While technology is playing a crucial role in underwriting, Klepper stressed that human brokers remain essential in the risk transfer process. Brokers act as advisors and advocates for their clients, providing insights that help underwriters make better decisions. When brokers and underwriters share the same information, they can make more accurate assessments and pricing.
Klepper also highlighted some industry-wide challenges. The risks faced by insurers are becoming increasingly complex and dynamic. Factors like commodity prices, inflation, and supply chain issues add layers of difficulty to underwriting.
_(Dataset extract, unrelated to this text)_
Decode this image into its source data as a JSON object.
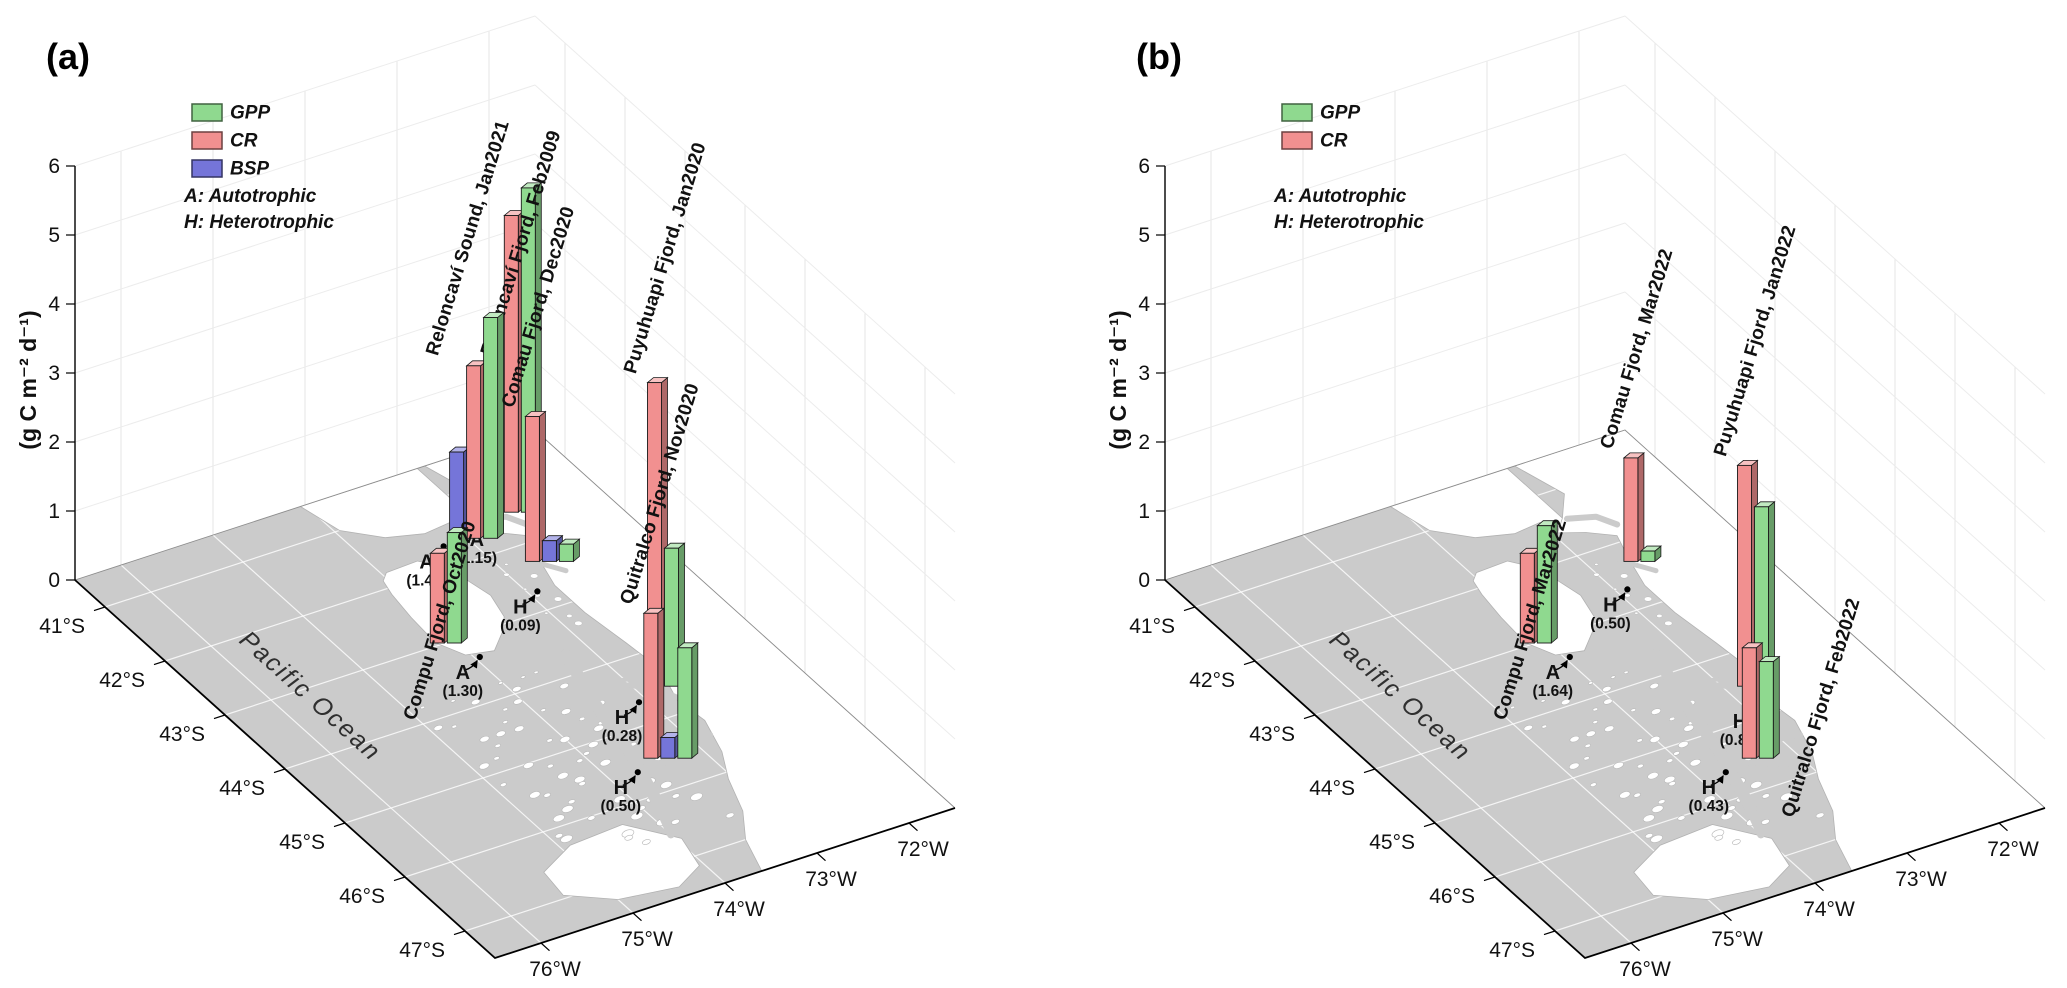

Recent natural disasters, such as the California wildfires, have further complicated the landscape, leading to significant claims payouts.
In 2024, U.S. insurers paid out around $140 billion in claims related to natural disasters, with the total economic cost estimated at $320 billion. These events have revealed risks that are broader and more extreme than previously understood. Traditional models may handle some risks well, but others, like wildfires and flooding, require more detailed data.
Klepper believes the future of underwriting lies in effectively harnessing big data. By improving the models used to assess risks, insurers can make more accurate decisions and better reflect actual risks in their pricing. The integration of AI and data science is set to reshape the insurance industry, offering both challenges and opportunities for underwriters moving forward.